The delay can be set to 0 through the JVM parameter - XX:BiasedLockingStartupDelay=0.
Run the code again
public class Demo { Object o=new Object(); public static void main(String[] args) { Demo demo=new Demo(); //o how this object is stored and laid out in memory. System.out.println(ClassLayout.parseInstance(demo).toPrintable()); synchronized (demo){ System.out.println(ClassLayout.parseInstance(demo).toPrintable()); } } }
The following object layout is obtained. It can be seen that the last three digits of the first byte in the high order of the object header are [101], indicating that it is currently in a biased lock state.

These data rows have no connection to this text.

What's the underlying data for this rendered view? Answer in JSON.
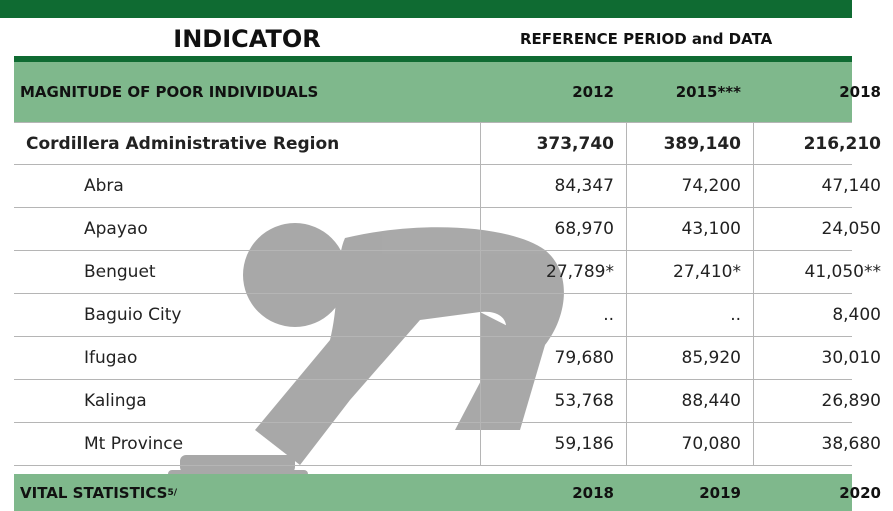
{
  "header": {
    "indicator": "INDICATOR",
    "reference": "REFERENCE PERIOD and DATA"
  },
  "sections": [
    {
      "title": "MAGNITUDE OF POOR INDIVIDUALS",
      "years": [
        "2012",
        "2015***",
        "2018"
      ],
      "rows": [
        {
          "label": "Cordillera Administrative Region",
          "values": [
            "373,740",
            "389,140",
            "216,210"
          ]
        },
        {
          "label": "Abra",
          "values": [
            "84,347",
            "74,200",
            "47,140"
          ]
        },
        {
          "label": "Apayao",
          "values": [
            "68,970",
            "43,100",
            "24,050"
          ]
        },
        {
          "label": "Benguet",
          "values": [
            "27,789*",
            "27,410*",
            "41,050**"
          ]
        },
        {
          "label": "Baguio City",
          "values": [
            "..",
            "..",
            "8,400"
          ]
        },
        {
          "label": "Ifugao",
          "values": [
            "79,680",
            "85,920",
            "30,010"
          ]
        },
        {
          "label": "Kalinga",
          "values": [
            "53,768",
            "88,440",
            "26,890"
          ]
        },
        {
          "label": "Mt Province",
          "values": [
            "59,186",
            "70,080",
            "38,680"
          ]
        }
      ]
    },
    {
      "title": "VITAL STATISTICS",
      "note": "5/",
      "years": [
        "2018",
        "2019",
        "2020"
      ],
      "rows": []
    }
  ]
}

com.test.Demo object internals: OFFSET SIZE TYPE DESCRIPTION VALUE 0 4 (object header) 05 00 00 00 (00000101 00000000 00000000 00000000) (5) 4 4 (object header) 00 00 00 00 (00000000 00000000 00000000 00000000) (0) 8 4 (object header) 05 c1 00 f8 (00000101 11000001 00000000 11111000) (-134168315) 12 4 java.lang.Object Demo.o (object) Instance size: 16 bytes Space losses: 0 bytes internal + 0 bytes external = 0 bytes total com.gupaoedu.pb.Demo object internals: OFFSET SIZE TYPE DESCRIPTION VALUE 0 4 (object header) 05 30 4a 03 (00000101 00110000 01001010 00000011) (55193605) 4 4 (object header) 00 00 00 00 (00000000 00000000 00000000 00000000) (0) 8 4 (object header) 05 c1 00 f8 (00000101 11000001 00000000 11111000) (-134168315) 12 4 java.lang.Object Demo.o (object) Instance size: 16 bytes Space losses: 0 bytes internal + 0 bytes external = 0 bytes total
The lock status of the first object and the second object here is 101, because when the bias lock is open, anonymous objects will be configured to obtain the bias lock by default.

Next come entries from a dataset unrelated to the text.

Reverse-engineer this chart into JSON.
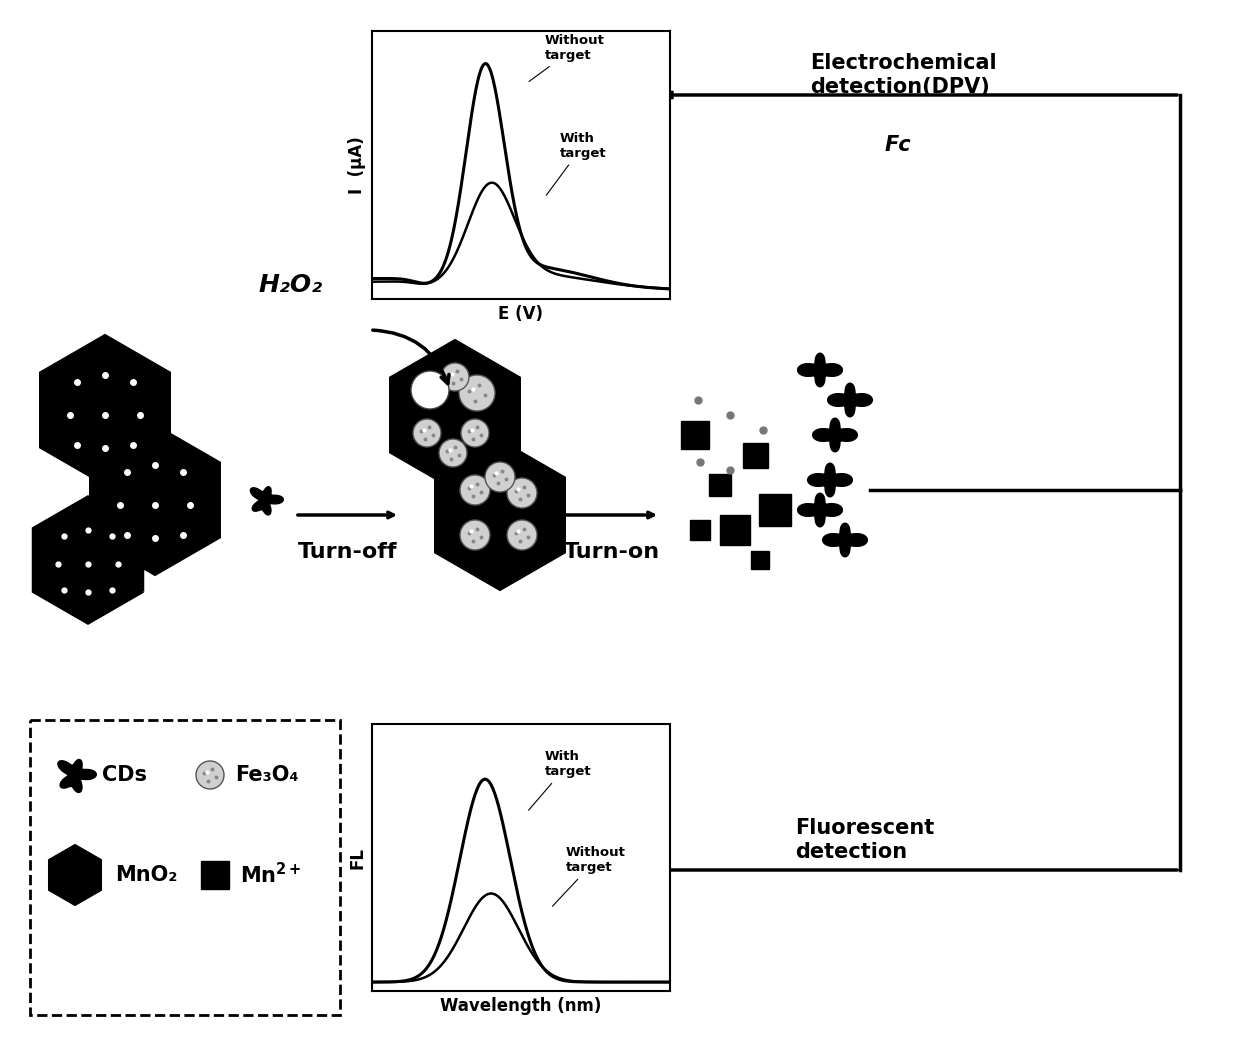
{
  "bg_color": "#ffffff",
  "fig_width": 12.4,
  "fig_height": 10.49,
  "echem_ylabel": "I  (μA)",
  "echem_xlabel": "E (V)",
  "echem_label_without": "Without\ntarget",
  "echem_label_with": "With\ntarget",
  "fl_ylabel": "FL",
  "fl_xlabel": "Wavelength (nm)",
  "fl_label_with": "With\ntarget",
  "fl_label_without": "Without\ntarget",
  "arrow_color": "#000000",
  "label_turnoff": "Turn-off",
  "label_turnon": "Turn-on",
  "label_h2o2": "H₂O₂",
  "label_echem_detection": "Electrochemical\ndetection(DPV)",
  "label_fc": "Fc",
  "label_fl_detection": "Fluorescent\ndetection",
  "legend_cds": "CDs",
  "legend_fe3o4": "Fe₃O₄",
  "legend_mno2": "MnO₂",
  "legend_mn2plus": "Mn²⁺"
}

2.3.3 heavyweight lock acquisition
In the case of fierce competition, when the thread has been unable to obtain the lock, it will be upgraded to heavyweight lock.
The following example simulates the competition scenario through two threads.
public static void main(String[] args) { Demo testDemo = new Demo(); Thread t1 = new Thread(() -> { synchronized (testDemo){ System.out.println("t1 lock ing"); System.out.println(ClassLayout.parseInstance(testDemo).toPrintable()); } }); t1.start(); synchronized (testDemo){ System.out.println("main lock ing"); System.out.println(ClassLayout.parseInstance(testDemo).toPrintable()); } }
It can be seen from the results that in the case of competition, the mark of the lock is [010], where the mark [10] represents a heavyweight lock.
com.test.Demo object internals: OFFSET SIZE TYPE DESCRIPTION VALUE 0 4 (object header) 8a 20 5e 26 (10001010 00100000 01011110 00100110) (643702922) 4 4 (object header) 00 00 00 00 (00000000 00000000 00000000 00000000) (0) 8 4 (object header) 05 c1 00 f8 (00000101 11000001 00000000 11111000) (-134168315) 12 4 (loss due to the next object alignment) Instance size: 16 bytes Space losses: 0 bytes internal + 4 bytes external = 4 bytes total t1 lock ing com.gupaoedu.pb.Demo object internals: OFFSET SIZE TYPE DESCRIPTION VALUE 0 4 (object header) 8a 20 5e 26 (10001010 00100000 01011110 00100110) (643702922) 4 4 (object header) 00 00 00 00 (00000000 00000000 00000000 00000000) (0) 8 4 (object header) 05 c1 00 f8 (00000101 11000001 00000000 11111000) (-134168315) 12 4 (loss due to the next object alignment) Instance size: 16 bytes Space losses: 0 bytes internal + 4 bytes external = 4 bytes total
3 CAS
CAS is often used at the bottom of Synchronized. There are two types of CAS in the whole process:
- Compare and swap
- Compare and exchange
It can ensure the atomicity of modifying a variable in a multithreaded environment.
CAS principle is very simple, including three values: current memory value (V), expected original value (E) and expected updated value (N).